As an aside, regarding piecewise continuous data, e.g., jump discontinuities, I just found a really nice julia package: NoiseRobustDifferentiation. It’s based off of work from Rick Chartrand (a Los Alamos researcher):

• Rick Chartrand, “Numerical differentiation of noisy, nonsmooth data,” ISRN Applied Mathematics, Vol. 2011, Article ID 164564, 2011.

A while back I was interested in real-time numerical differentiation for nonlinear systems using embedded controllers. At the time, I developed a variant of the numerical differentiator described in:

• M. Mboup, C. Join, and M. Fliess, “Numerical differentiation with annihilators in noisy environment.” Numerical Algorithms, 50 (4), 439–467, 2009.

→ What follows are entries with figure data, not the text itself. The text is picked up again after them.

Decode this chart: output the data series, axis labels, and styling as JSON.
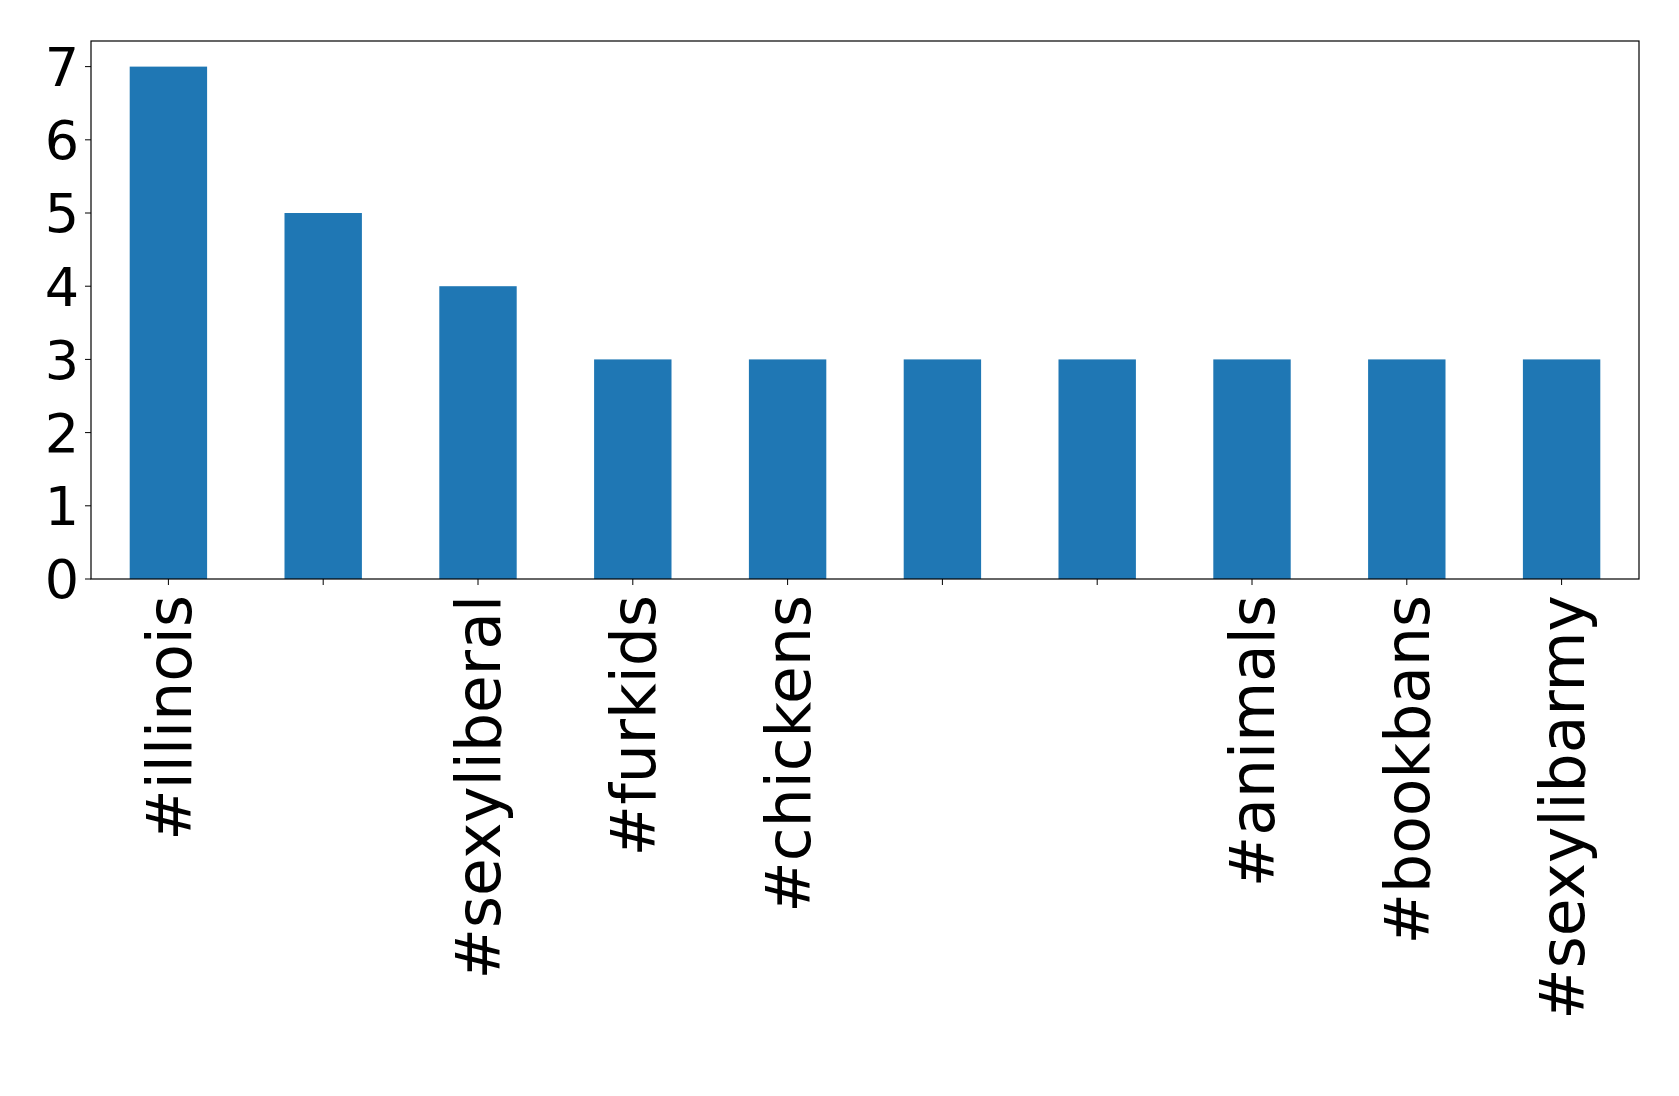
{
  "chart_data": {
    "type": "bar",
    "categories": [
      "#illinois",
      null,
      "#sexyliberal",
      "#furkids",
      "#chickens",
      null,
      null,
      "#animals",
      "#bookbans",
      "#sexylibarmy"
    ],
    "values": [
      7,
      5,
      4,
      3,
      3,
      3,
      3,
      3,
      3,
      3
    ],
    "color": "#1f77b4",
    "ylim": [
      0,
      7.35
    ],
    "yticks": [
      0,
      1,
      2,
      3,
      4,
      5,
      6,
      7
    ],
    "grid": false
  }
}
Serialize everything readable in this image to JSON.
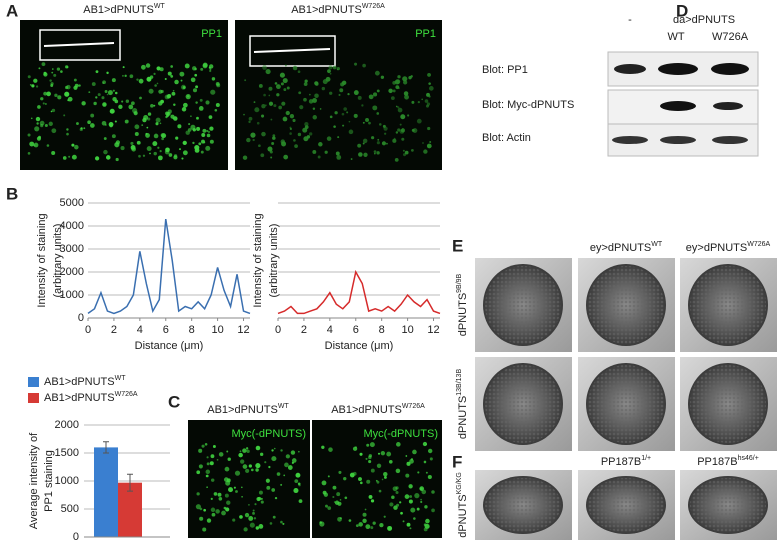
{
  "panels": {
    "a": {
      "label": "A",
      "titles": [
        {
          "base": "AB1>dPNUTS",
          "sup": "WT"
        },
        {
          "base": "AB1>dPNUTS",
          "sup": "W726A"
        }
      ],
      "stain": [
        "PP1",
        "PP1"
      ]
    },
    "b": {
      "label": "B"
    },
    "c": {
      "label": "C",
      "titles": [
        {
          "base": "AB1>dPNUTS",
          "sup": "WT"
        },
        {
          "base": "AB1>dPNUTS",
          "sup": "W726A"
        }
      ],
      "stain": [
        "Myc(-dPNUTS)",
        "Myc(-dPNUTS)"
      ]
    },
    "d": {
      "label": "D",
      "columns": [
        "-",
        "da>dPNUTS",
        "WT",
        "W726A"
      ],
      "blots": [
        "Blot: PP1",
        "Blot: Myc-dPNUTS",
        "Blot: Actin"
      ]
    },
    "e": {
      "label": "E",
      "columns": [
        {
          "base": "ey>dPNUTS",
          "sup": "WT"
        },
        {
          "base": "ey>dPNUTS",
          "sup": "W726A"
        }
      ],
      "rows": [
        {
          "base": "dPNUTS",
          "sup": "9B/9B"
        },
        {
          "base": "dPNUTS",
          "sup": "13B/13B"
        }
      ]
    },
    "f": {
      "label": "F",
      "columns": [
        {
          "base": "PP187B",
          "sup": "1/+"
        },
        {
          "base": "PP187B",
          "sup": "hs46/+"
        }
      ],
      "rows": [
        {
          "base": "dPNUTS",
          "sup": "KG/KG"
        }
      ]
    }
  },
  "chart_data": [
    {
      "type": "line",
      "ylabel": [
        "Intensity of staining",
        "(arbitrary units)"
      ],
      "xlabel": "Distance (μm)",
      "x": [
        0,
        0.5,
        1,
        1.5,
        2,
        2.5,
        3,
        3.5,
        4,
        4.5,
        5,
        5.5,
        6,
        6.5,
        7,
        7.5,
        8,
        8.5,
        9,
        9.5,
        10,
        10.5,
        11,
        11.5,
        12,
        12.5
      ],
      "series": [
        {
          "color": "#3a6fb0",
          "values": [
            200,
            400,
            1100,
            300,
            200,
            300,
            500,
            1000,
            2900,
            1500,
            300,
            800,
            4300,
            2500,
            300,
            500,
            400,
            700,
            400,
            1000,
            2200,
            1200,
            500,
            1900,
            300,
            200
          ]
        }
      ],
      "xlim": [
        0,
        12.5
      ],
      "xticks": [
        0,
        2,
        4,
        6,
        8,
        10,
        12
      ],
      "ylim": [
        0,
        5000
      ],
      "yticks": [
        0,
        1000,
        2000,
        3000,
        4000,
        5000
      ],
      "grid": true,
      "ytick_labels": true
    },
    {
      "type": "line",
      "ylabel": [
        "Intensity of staining",
        "(arbitrary units)"
      ],
      "xlabel": "Distance (μm)",
      "x": [
        0,
        0.5,
        1,
        1.5,
        2,
        2.5,
        3,
        3.5,
        4,
        4.5,
        5,
        5.5,
        6,
        6.5,
        7,
        7.5,
        8,
        8.5,
        9,
        9.5,
        10,
        10.5,
        11,
        11.5,
        12,
        12.5
      ],
      "series": [
        {
          "color": "#d62b2b",
          "values": [
            200,
            300,
            500,
            200,
            200,
            300,
            400,
            700,
            1100,
            600,
            400,
            700,
            2000,
            1500,
            300,
            400,
            300,
            500,
            300,
            600,
            1000,
            700,
            500,
            800,
            300,
            200
          ]
        }
      ],
      "xlim": [
        0,
        12.5
      ],
      "xticks": [
        0,
        2,
        4,
        6,
        8,
        10,
        12
      ],
      "ylim": [
        0,
        5000
      ],
      "yticks": [
        0,
        1000,
        2000,
        3000,
        4000,
        5000
      ],
      "grid": true,
      "ytick_labels": false
    },
    {
      "type": "bar",
      "ylabel": [
        "Average intensity of",
        "PP1 staining"
      ],
      "series": [
        {
          "name": "AB1>dPNUTS",
          "name_sup": "WT",
          "color": "#3a7fd0",
          "values": [
            1600
          ],
          "errors": [
            100
          ]
        },
        {
          "name": "AB1>dPNUTS",
          "name_sup": "W726A",
          "color": "#d63a35",
          "values": [
            970
          ],
          "errors": [
            150
          ]
        }
      ],
      "ylim": [
        0,
        2000
      ],
      "yticks": [
        0,
        500,
        1000,
        1500,
        2000
      ],
      "grid": true
    }
  ]
}
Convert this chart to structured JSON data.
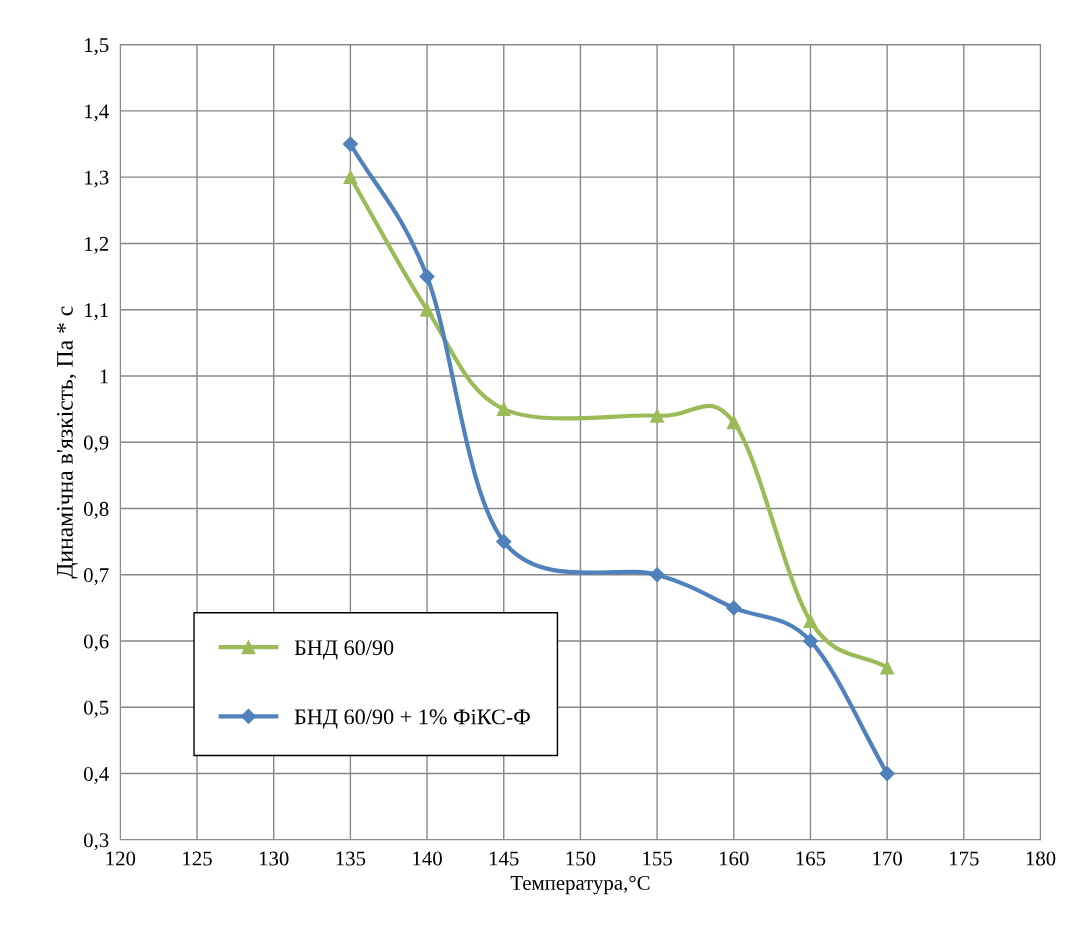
{
  "chart_data": {
    "type": "line",
    "xlabel": "Температура,°C",
    "ylabel": "Динамічна в'язкість, Па * с",
    "x": [
      135,
      140,
      145,
      155,
      160,
      165,
      170
    ],
    "series": [
      {
        "name": "БНД 60/90",
        "color": "#9bbb59",
        "marker": "triangle",
        "values": [
          1.3,
          1.1,
          0.95,
          0.94,
          0.93,
          0.63,
          0.56
        ]
      },
      {
        "name": "БНД 60/90 + 1% ФіКС-Ф",
        "color": "#4f81bd",
        "marker": "diamond",
        "values": [
          1.35,
          1.15,
          0.75,
          0.7,
          0.65,
          0.6,
          0.4
        ]
      }
    ],
    "xlim": [
      120,
      180
    ],
    "xticks": [
      120,
      125,
      130,
      135,
      140,
      145,
      150,
      155,
      160,
      165,
      170,
      175,
      180
    ],
    "ylim": [
      0.3,
      1.5
    ],
    "yticks": [
      {
        "value": 0.3,
        "label": "0,3"
      },
      {
        "value": 0.4,
        "label": "0,4"
      },
      {
        "value": 0.5,
        "label": "0,5"
      },
      {
        "value": 0.6,
        "label": "0,6"
      },
      {
        "value": 0.7,
        "label": "0,7"
      },
      {
        "value": 0.8,
        "label": "0,8"
      },
      {
        "value": 0.9,
        "label": "0,9"
      },
      {
        "value": 1,
        "label": "1"
      },
      {
        "value": 1.1,
        "label": "1,1"
      },
      {
        "value": 1.2,
        "label": "1,2"
      },
      {
        "value": 1.3,
        "label": "1,3"
      },
      {
        "value": 1.4,
        "label": "1,4"
      },
      {
        "value": 1.5,
        "label": "1,5"
      }
    ],
    "grid": true,
    "legend": "bottom left",
    "line_style": "solid"
  }
}
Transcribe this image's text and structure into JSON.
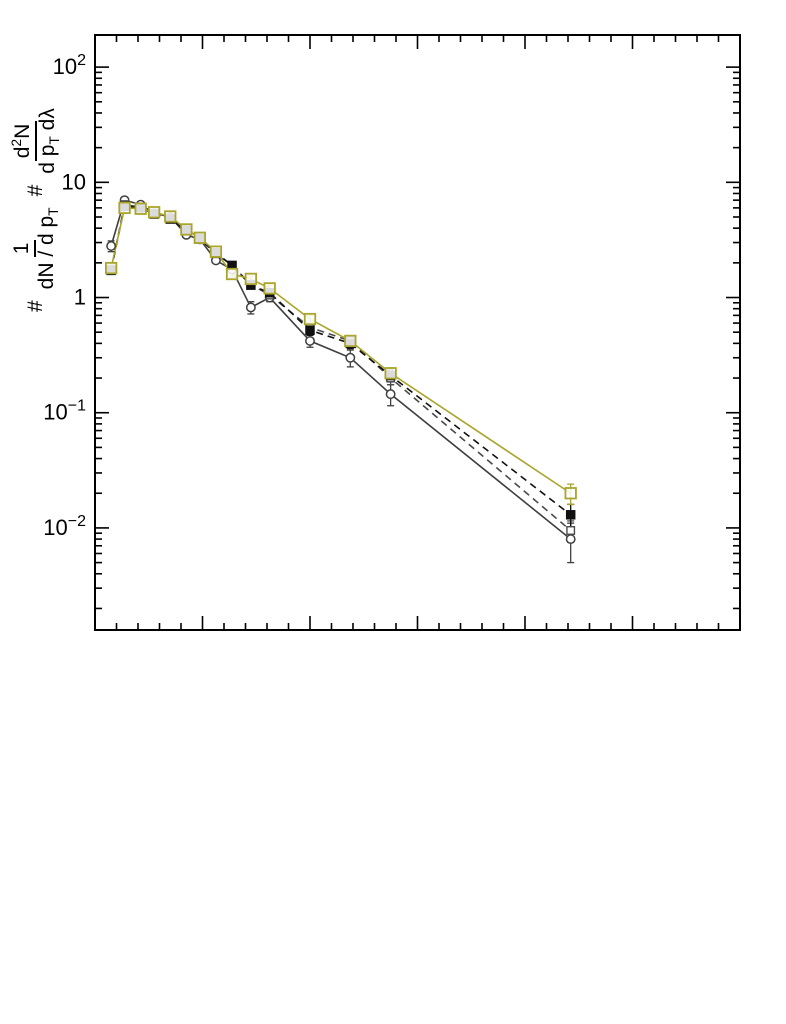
{
  "figure": {
    "background": "#ffffff",
    "frame_color": "#000000"
  },
  "yaxis": {
    "scale": "log",
    "title": {
      "hash1": "#",
      "frac1_num": "1",
      "frac1_den_main": "dN / d p",
      "frac1_den_sub": "T",
      "hash2": "#",
      "frac2_num_main": "d",
      "frac2_num_sup": "2",
      "frac2_num_rest": "N",
      "frac2_den_main": "d p",
      "frac2_den_sub": "T",
      "frac2_den_rest": " dλ"
    },
    "tick_labels": [
      {
        "v": 100,
        "base": "10",
        "exp": "2"
      },
      {
        "v": 10,
        "base": "10",
        "exp": ""
      },
      {
        "v": 1,
        "base": "1",
        "exp": ""
      },
      {
        "v": 0.1,
        "base": "10",
        "exp": "−1"
      },
      {
        "v": 0.01,
        "base": "10",
        "exp": "−2"
      }
    ]
  },
  "xaxis": {
    "labels_visible": false,
    "major_step": 2,
    "minor_step": 0.4
  },
  "chart_data": {
    "type": "line",
    "title": "",
    "xlabel": "",
    "ylabel": "# 1/(dN/dp_T) # d2N/(dp_T dlambda)",
    "grid": false,
    "legend": false,
    "xlim": [
      0,
      12
    ],
    "ylim": [
      0.0013,
      190
    ],
    "x": [
      0.3,
      0.55,
      0.85,
      1.1,
      1.4,
      1.7,
      1.95,
      2.25,
      2.55,
      2.9,
      3.25,
      4.0,
      4.75,
      5.5,
      8.85
    ],
    "series": [
      {
        "name": "open-circles",
        "marker": "circle-open",
        "color": "#3f3f3f",
        "line": "solid",
        "values": [
          2.8,
          7.0,
          6.4,
          5.4,
          5.0,
          3.5,
          3.2,
          2.1,
          1.75,
          0.82,
          1.0,
          0.42,
          0.3,
          0.145,
          0.008
        ],
        "errors": [
          0.3,
          0.35,
          0.3,
          0.27,
          0.25,
          0.18,
          0.16,
          0.12,
          0.1,
          0.1,
          0.08,
          0.05,
          0.05,
          0.03,
          0.003
        ]
      },
      {
        "name": "open-squares",
        "marker": "square-open",
        "color": "#4a4a4a",
        "line": "dashed",
        "values": [
          1.75,
          6.4,
          6.1,
          5.4,
          4.9,
          3.8,
          3.2,
          2.4,
          1.9,
          1.3,
          1.05,
          0.55,
          0.42,
          0.2,
          0.0095
        ],
        "errors": [
          0.12,
          0.3,
          0.28,
          0.25,
          0.23,
          0.17,
          0.15,
          0.11,
          0.09,
          0.08,
          0.07,
          0.05,
          0.04,
          0.025,
          0.002
        ]
      },
      {
        "name": "filled-squares",
        "marker": "square-filled",
        "color": "#111111",
        "line": "dashed",
        "values": [
          1.72,
          6.2,
          6.0,
          5.3,
          4.8,
          3.85,
          3.25,
          2.45,
          1.9,
          1.28,
          1.1,
          0.52,
          0.4,
          0.21,
          0.013
        ],
        "errors": [
          0.12,
          0.3,
          0.28,
          0.25,
          0.22,
          0.17,
          0.15,
          0.11,
          0.09,
          0.08,
          0.07,
          0.05,
          0.04,
          0.025,
          0.003
        ]
      },
      {
        "name": "olive-open-squares",
        "marker": "square-open-large",
        "color": "#a9a52c",
        "line": "solid",
        "values": [
          1.8,
          6.0,
          5.9,
          5.5,
          5.05,
          3.9,
          3.3,
          2.5,
          1.6,
          1.45,
          1.2,
          0.65,
          0.42,
          0.22,
          0.02
        ],
        "errors": [
          0.13,
          0.3,
          0.28,
          0.25,
          0.23,
          0.18,
          0.15,
          0.12,
          0.1,
          0.09,
          0.08,
          0.05,
          0.04,
          0.025,
          0.004
        ]
      }
    ]
  }
}
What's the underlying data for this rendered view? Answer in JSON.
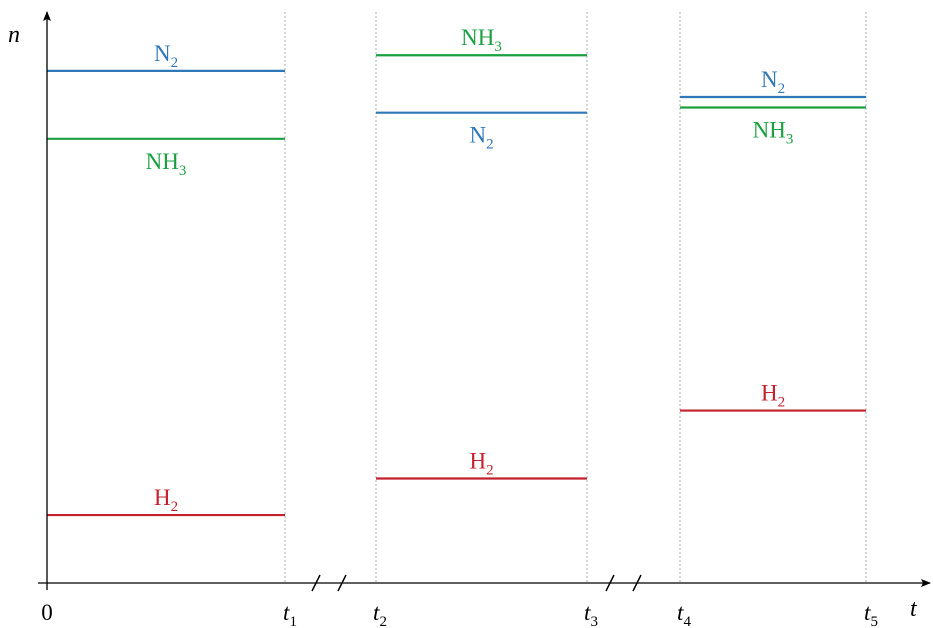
{
  "chart_data": {
    "type": "line",
    "xlabel": "t",
    "ylabel": "n",
    "x_ticks": [
      {
        "main": "0",
        "sub": ""
      },
      {
        "main": "t",
        "sub": "1"
      },
      {
        "main": "t",
        "sub": "2"
      },
      {
        "main": "t",
        "sub": "3"
      },
      {
        "main": "t",
        "sub": "4"
      },
      {
        "main": "t",
        "sub": "5"
      }
    ],
    "ylim": [
      0,
      10
    ],
    "axis_breaks": [
      "between t1 and t2",
      "between t3 and t4"
    ],
    "segments": [
      {
        "interval": "0 to t1",
        "series": [
          {
            "name": "N",
            "sub": "2",
            "value": 9.8,
            "color": "#2f78b7",
            "label_pos": "above"
          },
          {
            "name": "NH",
            "sub": "3",
            "value": 8.5,
            "color": "#1aa040",
            "label_pos": "below"
          },
          {
            "name": "H",
            "sub": "2",
            "value": 1.3,
            "color": "#c4202e",
            "label_pos": "above"
          }
        ]
      },
      {
        "interval": "t2 to t3",
        "series": [
          {
            "name": "NH",
            "sub": "3",
            "value": 10.1,
            "color": "#1aa040",
            "label_pos": "above"
          },
          {
            "name": "N",
            "sub": "2",
            "value": 9.0,
            "color": "#2f78b7",
            "label_pos": "below"
          },
          {
            "name": "H",
            "sub": "2",
            "value": 2.0,
            "color": "#c4202e",
            "label_pos": "above"
          }
        ]
      },
      {
        "interval": "t4 to t5",
        "series": [
          {
            "name": "N",
            "sub": "2",
            "value": 9.3,
            "color": "#2f78b7",
            "label_pos": "above"
          },
          {
            "name": "NH",
            "sub": "3",
            "value": 9.1,
            "color": "#1aa040",
            "label_pos": "below"
          },
          {
            "name": "H",
            "sub": "2",
            "value": 3.3,
            "color": "#c4202e",
            "label_pos": "above"
          }
        ]
      }
    ]
  }
}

There’s a nice python/Matlab BSD-licensed implementation of these algebraic differentiators here. I didn’t see an implementation in julia. I may end up translating it because it allows for explicitly setting the low-pass characteristics of the differentiator at higher frequencies. This is useful if you want as output a causal LTI filter with coefficients that could implement for real-time use.

Numerical differentiation is a very interesting rabbit hole with so many ways of attacking the problem, each with its own advantages / disadvantages.

Excellent, thanks everyone! I ended up going with BSplineKit. This community is great.